This week's book giveaway is in the General Computing forum. We're giving away four copies of Arduino in Action and have Martin Evans, Joshua Noble, and Jordan Hochenbaum on-line! See this thread for details.
What is the difference between a servlet and a restful webservice,in terms of 'can do' and 'cant do'.
I believe Restful WS dilutes a lot of the bootstrapping available with SOAP-based WS like QoS,state,security,contract etc.
Then what does it provide over a normal servlet?
What design criteria should decide that I prefer a Restful WS over a generic servlet-based web module?
Secondly,What would frameworkds like Jersey,Restlet provide over a generic servlet,except perhaps an ease of development.
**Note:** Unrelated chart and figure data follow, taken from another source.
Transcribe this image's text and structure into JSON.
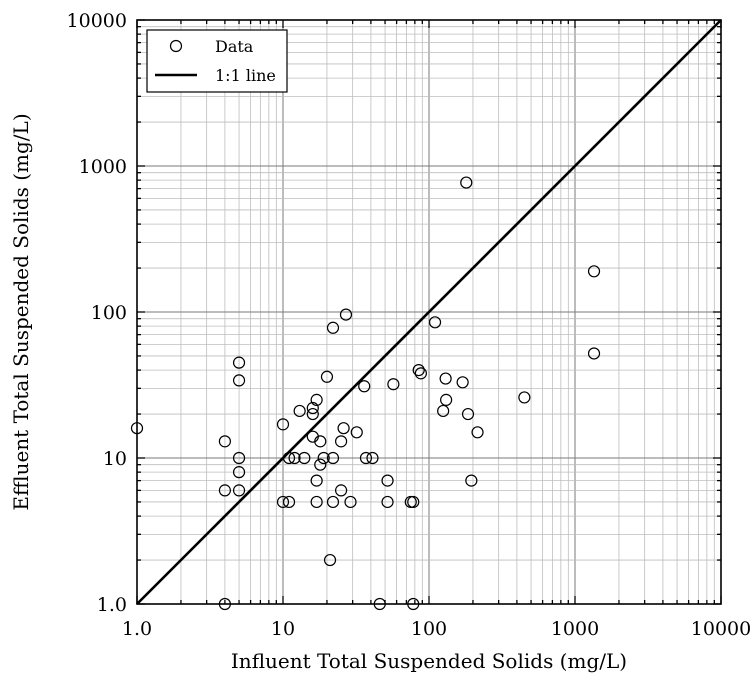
{
  "chart_data": {
    "type": "scatter",
    "xlabel": "Influent Total Suspended Solids (mg/L)",
    "ylabel": "Effluent Total Suspended Solids (mg/L)",
    "xscale": "log",
    "yscale": "log",
    "xlim": [
      1,
      10000
    ],
    "ylim": [
      1,
      10000
    ],
    "xticks": [
      "1.0",
      "10",
      "100",
      "1000",
      "10000"
    ],
    "yticks": [
      "1.0",
      "10",
      "100",
      "1000",
      "10000"
    ],
    "grid": true,
    "legend": {
      "placement": "top-left",
      "entries": [
        {
          "label": "Data",
          "marker": "circle"
        },
        {
          "label": "1:1 line",
          "marker": "line"
        }
      ]
    },
    "series": [
      {
        "name": "Data",
        "points": [
          [
            1.0,
            16
          ],
          [
            4,
            13
          ],
          [
            4,
            6
          ],
          [
            4,
            1.0
          ],
          [
            5,
            45
          ],
          [
            5,
            34
          ],
          [
            5,
            10
          ],
          [
            5,
            8
          ],
          [
            5,
            6
          ],
          [
            10,
            17
          ],
          [
            10,
            5
          ],
          [
            11,
            10
          ],
          [
            11,
            5
          ],
          [
            12,
            10
          ],
          [
            13,
            21
          ],
          [
            14,
            10
          ],
          [
            16,
            22
          ],
          [
            16,
            20
          ],
          [
            16,
            14
          ],
          [
            17,
            25
          ],
          [
            17,
            7
          ],
          [
            17,
            5
          ],
          [
            18,
            13
          ],
          [
            18,
            9
          ],
          [
            19,
            10
          ],
          [
            20,
            36
          ],
          [
            21,
            2
          ],
          [
            22,
            78
          ],
          [
            22,
            10
          ],
          [
            22,
            5
          ],
          [
            25,
            13
          ],
          [
            25,
            6
          ],
          [
            26,
            16
          ],
          [
            27,
            96
          ],
          [
            29,
            5
          ],
          [
            32,
            15
          ],
          [
            36,
            31
          ],
          [
            37,
            10
          ],
          [
            41,
            10
          ],
          [
            46,
            1.0
          ],
          [
            52,
            7
          ],
          [
            52,
            5
          ],
          [
            57,
            32
          ],
          [
            75,
            5
          ],
          [
            78,
            5
          ],
          [
            78,
            1.0
          ],
          [
            85,
            40
          ],
          [
            88,
            38
          ],
          [
            110,
            85
          ],
          [
            125,
            21
          ],
          [
            130,
            35
          ],
          [
            131,
            25
          ],
          [
            170,
            33
          ],
          [
            180,
            770
          ],
          [
            185,
            20
          ],
          [
            195,
            7
          ],
          [
            215,
            15
          ],
          [
            450,
            26
          ],
          [
            1350,
            190
          ],
          [
            1350,
            52
          ]
        ]
      },
      {
        "name": "1:1 line",
        "points": [
          [
            1,
            1
          ],
          [
            10000,
            10000
          ]
        ]
      }
    ]
  }
}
The differences are very subtle for me - so would appreciate if someone had insights.
Hi!
Wikipedia has a quite good article on REST: http://en.wikipedia.org/wiki/Representational_State_Transfer I recommend at least taking a look at the key goals and constraints section.
REST is an architectural principle; by adhering to the constraints, one can reach the (key) goals.
You can do whatever you want to do, but if you do not adhere to the constraints then you will be less likely to reach the goals.
Best wishes!
Leon Omk wrote:For me, restful web service is just "annotated" servlet, accepting http request and replying http response!
REST is based on using all HTTP methods -which include PUT and DELETE-, so thinking about REST in terms of servlets -which almost exclusively use GET and POST only- does not get at their full capabilities, nor at the actual RESTful architecture style.
And does resful web service provide "java client"?
The service is a service, not a client. Any particular REST implementation -like Jersey- may provide tools or APIs for accessing REST services (and Jersey does so).